ESPC's annual review
Looking back on the property market over the last year, 2015 proved to be more buoyant than previous years since the 2008 crash, despite experiencing uncertainties due to the effects of the different government changes taking place.
The average selling price in east central Scotland increased by 5.6% in 2015, compared with 2014, although there were peaks and troughs as we saw a rocket in house prices in the first quarter, as a result of Land and Buildings Transaction Tax (LBTT).
LBTT was introduced on April 1st 2015 to replace Stamp Duty, and its effect could be seen at the start of the year when there was a large increase in the number of top-end homes being brought to market. Buyers rushed to snap up homes over £333,000 before April 1st, to avoid paying the higher tax rate for properties, resulting in average house prices increasing in the first quarter, and then dropping in the second quarter. However, this balanced out by the end of the year.
The number of homes sold in east central Scotland in 2015 rose by 9.8% annually, but growth in sales volumes has slowed down compared with the previous two years. This can partly be explained by a decrease in the numbers of properties for sale. The number of new homes brought to market in 2015 decreased by 1.7% annually, and the volume is about 40% less than the peak volumes seen pre-credit crunch.
2015 was a positive year for those selling their properties, and it was the first year since the crash that the market shifted in favour of the seller. Sellers could now put their property up for sale with more confidence that they could meet their Home Report valuation and sell it in a faster time.
The median selling time in east central Scotland in 2015 was 13.2% faster than 2014 – from 47 days down to 41 days. 57.1% of sales in 2015 met or exceeded their Home Report valuation, up 12.2% from the previous year.
68% of properties came to market as ‘Offers Over’, compared with 53% in 2014, demonstrating that sellers and their solicitors had increased confidence that properties could meet their Home Report valuation. Properties sold in 2015 that had been marketed as ‘Offers Over’ achieved an average of 6.2% over the asking price, up from 5.4% last year.

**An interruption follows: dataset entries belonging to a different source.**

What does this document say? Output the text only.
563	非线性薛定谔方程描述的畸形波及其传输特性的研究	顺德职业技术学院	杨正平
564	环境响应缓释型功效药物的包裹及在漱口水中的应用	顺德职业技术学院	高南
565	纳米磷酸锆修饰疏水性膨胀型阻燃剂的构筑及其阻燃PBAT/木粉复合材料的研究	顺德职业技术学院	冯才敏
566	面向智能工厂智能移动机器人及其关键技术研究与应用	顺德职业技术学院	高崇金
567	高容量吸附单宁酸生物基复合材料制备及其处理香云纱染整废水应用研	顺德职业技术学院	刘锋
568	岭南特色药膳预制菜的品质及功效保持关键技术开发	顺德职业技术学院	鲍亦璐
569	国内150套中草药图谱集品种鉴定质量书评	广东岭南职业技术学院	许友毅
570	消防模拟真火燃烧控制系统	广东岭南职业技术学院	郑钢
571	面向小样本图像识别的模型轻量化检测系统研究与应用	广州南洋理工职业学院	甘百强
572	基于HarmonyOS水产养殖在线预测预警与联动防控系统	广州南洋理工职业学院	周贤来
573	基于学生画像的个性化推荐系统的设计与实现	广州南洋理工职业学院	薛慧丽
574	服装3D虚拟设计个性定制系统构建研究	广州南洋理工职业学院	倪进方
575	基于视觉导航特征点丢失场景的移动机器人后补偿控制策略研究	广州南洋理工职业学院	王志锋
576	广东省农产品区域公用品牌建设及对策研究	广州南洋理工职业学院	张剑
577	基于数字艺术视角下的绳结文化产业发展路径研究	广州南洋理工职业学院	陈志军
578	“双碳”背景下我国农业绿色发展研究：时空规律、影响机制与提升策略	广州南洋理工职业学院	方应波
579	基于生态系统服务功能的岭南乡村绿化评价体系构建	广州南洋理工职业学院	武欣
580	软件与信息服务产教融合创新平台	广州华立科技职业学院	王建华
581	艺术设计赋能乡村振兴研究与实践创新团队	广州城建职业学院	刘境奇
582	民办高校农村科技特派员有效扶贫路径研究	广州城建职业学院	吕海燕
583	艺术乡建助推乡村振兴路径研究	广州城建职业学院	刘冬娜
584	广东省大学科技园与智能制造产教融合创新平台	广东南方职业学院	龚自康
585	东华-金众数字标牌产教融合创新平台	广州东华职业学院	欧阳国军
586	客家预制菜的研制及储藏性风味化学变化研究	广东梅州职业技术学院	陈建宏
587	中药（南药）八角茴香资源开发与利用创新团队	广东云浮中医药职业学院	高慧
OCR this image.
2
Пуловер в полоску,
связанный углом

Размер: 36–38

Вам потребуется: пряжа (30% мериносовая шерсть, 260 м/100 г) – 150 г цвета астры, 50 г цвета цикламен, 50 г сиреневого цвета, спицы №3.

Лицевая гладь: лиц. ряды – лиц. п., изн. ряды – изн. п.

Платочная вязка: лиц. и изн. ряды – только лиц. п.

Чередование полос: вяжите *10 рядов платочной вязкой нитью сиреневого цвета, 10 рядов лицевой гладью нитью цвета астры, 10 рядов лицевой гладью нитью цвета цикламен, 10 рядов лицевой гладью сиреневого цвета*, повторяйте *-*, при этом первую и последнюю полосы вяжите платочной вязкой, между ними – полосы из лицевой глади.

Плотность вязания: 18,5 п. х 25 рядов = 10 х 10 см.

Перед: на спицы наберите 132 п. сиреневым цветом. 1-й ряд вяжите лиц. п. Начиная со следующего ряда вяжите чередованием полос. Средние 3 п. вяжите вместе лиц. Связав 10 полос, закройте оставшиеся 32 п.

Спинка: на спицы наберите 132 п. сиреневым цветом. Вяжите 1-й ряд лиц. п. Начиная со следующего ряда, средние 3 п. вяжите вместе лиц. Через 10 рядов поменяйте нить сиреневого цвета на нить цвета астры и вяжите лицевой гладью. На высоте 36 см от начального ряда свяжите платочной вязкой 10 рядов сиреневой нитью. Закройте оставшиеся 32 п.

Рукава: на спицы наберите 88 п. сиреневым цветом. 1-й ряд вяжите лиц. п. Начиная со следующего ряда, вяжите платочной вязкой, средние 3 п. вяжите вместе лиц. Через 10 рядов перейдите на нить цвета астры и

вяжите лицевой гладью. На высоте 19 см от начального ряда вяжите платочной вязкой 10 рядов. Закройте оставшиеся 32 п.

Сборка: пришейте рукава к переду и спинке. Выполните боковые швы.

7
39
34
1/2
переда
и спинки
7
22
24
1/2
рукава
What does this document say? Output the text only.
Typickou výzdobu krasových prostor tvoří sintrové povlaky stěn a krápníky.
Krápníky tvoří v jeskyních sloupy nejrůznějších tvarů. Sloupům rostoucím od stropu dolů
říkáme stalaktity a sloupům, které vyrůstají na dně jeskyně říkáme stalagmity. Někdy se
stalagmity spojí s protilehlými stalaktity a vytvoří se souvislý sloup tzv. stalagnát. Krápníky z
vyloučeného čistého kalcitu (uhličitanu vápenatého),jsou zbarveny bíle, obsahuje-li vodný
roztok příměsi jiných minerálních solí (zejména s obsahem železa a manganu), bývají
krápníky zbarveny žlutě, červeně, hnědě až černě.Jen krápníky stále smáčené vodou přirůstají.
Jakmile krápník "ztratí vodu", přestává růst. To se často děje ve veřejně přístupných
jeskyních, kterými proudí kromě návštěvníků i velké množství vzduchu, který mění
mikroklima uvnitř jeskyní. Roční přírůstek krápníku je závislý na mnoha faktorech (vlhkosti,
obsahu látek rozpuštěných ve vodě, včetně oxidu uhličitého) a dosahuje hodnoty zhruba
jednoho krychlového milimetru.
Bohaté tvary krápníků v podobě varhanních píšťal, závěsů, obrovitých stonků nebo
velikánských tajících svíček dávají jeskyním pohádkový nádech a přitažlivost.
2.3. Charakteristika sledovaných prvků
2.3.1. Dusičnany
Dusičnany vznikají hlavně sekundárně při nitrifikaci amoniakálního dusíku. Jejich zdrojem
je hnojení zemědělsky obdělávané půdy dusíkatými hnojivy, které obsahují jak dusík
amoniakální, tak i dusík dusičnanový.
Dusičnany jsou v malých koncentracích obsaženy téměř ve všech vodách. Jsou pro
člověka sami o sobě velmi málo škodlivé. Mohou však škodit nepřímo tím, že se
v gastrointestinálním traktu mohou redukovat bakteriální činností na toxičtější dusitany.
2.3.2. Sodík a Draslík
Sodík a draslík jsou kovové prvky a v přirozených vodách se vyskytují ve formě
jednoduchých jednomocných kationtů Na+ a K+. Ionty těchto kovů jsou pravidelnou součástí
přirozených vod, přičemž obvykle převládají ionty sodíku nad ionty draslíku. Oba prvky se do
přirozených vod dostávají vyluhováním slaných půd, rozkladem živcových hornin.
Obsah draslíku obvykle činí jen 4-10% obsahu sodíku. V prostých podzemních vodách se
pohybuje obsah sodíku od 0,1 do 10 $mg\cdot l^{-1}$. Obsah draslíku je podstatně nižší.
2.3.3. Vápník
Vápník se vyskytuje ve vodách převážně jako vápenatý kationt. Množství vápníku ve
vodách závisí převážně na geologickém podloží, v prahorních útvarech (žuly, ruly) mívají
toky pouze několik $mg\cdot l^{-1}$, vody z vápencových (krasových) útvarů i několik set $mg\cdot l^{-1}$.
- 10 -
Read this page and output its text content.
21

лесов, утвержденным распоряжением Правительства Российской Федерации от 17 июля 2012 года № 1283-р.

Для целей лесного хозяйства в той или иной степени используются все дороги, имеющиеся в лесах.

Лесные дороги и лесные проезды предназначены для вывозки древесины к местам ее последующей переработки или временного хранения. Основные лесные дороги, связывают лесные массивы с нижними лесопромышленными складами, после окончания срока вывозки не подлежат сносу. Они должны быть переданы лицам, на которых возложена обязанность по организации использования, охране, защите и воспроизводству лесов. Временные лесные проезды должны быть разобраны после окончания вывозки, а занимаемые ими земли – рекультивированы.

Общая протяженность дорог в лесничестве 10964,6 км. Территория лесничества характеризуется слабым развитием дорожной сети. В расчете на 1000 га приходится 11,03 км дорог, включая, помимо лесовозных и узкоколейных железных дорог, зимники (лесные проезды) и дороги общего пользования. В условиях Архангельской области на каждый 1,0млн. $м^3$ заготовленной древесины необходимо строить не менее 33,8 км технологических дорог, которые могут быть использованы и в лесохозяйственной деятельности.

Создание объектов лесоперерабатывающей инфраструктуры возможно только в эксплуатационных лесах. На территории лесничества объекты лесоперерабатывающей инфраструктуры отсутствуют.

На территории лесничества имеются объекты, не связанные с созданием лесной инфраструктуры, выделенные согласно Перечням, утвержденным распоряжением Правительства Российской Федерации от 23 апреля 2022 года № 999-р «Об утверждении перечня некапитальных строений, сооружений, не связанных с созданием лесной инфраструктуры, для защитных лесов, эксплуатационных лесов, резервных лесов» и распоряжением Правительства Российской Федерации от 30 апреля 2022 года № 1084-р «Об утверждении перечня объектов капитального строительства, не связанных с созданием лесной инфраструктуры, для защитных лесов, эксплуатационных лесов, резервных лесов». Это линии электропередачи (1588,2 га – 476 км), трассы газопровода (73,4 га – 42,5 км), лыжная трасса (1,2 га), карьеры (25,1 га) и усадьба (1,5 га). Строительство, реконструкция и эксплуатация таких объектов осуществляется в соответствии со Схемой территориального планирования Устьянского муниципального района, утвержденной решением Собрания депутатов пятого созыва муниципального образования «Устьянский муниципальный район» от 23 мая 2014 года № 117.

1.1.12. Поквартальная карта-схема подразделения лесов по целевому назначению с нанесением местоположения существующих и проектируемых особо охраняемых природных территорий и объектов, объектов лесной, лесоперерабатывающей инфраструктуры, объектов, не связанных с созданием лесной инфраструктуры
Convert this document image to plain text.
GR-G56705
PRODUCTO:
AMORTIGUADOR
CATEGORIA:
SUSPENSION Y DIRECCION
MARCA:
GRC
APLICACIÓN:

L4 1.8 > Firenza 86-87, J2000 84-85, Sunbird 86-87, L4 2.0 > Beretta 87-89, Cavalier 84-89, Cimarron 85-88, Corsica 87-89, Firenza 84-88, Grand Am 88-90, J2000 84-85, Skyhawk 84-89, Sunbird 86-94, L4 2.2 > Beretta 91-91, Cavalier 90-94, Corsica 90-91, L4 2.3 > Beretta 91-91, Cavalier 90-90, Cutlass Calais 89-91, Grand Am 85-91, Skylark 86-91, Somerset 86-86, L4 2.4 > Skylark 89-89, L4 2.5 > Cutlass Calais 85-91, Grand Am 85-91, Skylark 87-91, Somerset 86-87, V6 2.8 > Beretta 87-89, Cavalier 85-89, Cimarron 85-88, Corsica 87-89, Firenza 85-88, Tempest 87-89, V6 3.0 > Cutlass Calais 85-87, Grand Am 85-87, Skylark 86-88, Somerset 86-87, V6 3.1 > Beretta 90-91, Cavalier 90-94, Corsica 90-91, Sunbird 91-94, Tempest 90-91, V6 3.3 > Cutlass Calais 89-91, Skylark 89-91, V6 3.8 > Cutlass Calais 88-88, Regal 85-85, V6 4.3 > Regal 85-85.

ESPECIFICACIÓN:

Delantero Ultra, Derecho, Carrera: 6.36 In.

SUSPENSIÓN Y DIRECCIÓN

The Borders Railway opened in September, offering greater opportunities for commuting to and from Edinburgh to the Borders. We will see whether there is a greater demand for properties near to these new rail routes over the coming year.
Paul Hilton, CEO of ESPC, said: “2015 proved to be a good time for sellers as they could sell their properties quickly, but for buyers the available properties were being snapped up quickly and with greater competition at closing dates. There was uncertainty as to what effect Land and Buildings Transactions Tax would have on the housing market, and we saw a rush to sell and buy properties in the top end of the market, which drove up sales volumes and average prices in the first half of the year.
“The first eight months of LBTT raised £137 million in revenue, but this is 58% of the revenue they expected for the fiscal year. It will be interesting to see if the target is reached by April.
“For those buying, the shortage of housing for sale could continue to have an impact on prices and affect affordability for first time buyers. However, there are a number of schemes that could be of benefit, including Lift, Help to Buy 1 and 2 and the Help to Buy ISA. We also saw strong performance in the new build sector, and with more government investment in homes set to follow in 2016.
“For the year ahead, the buy-to-let market could cool on the back of new government legislation. In December’s budget the Scottish Government announced a second home tax, which could have an effect on the buy-to-let market, but we will see what effect it will have when it’s implemented in April.”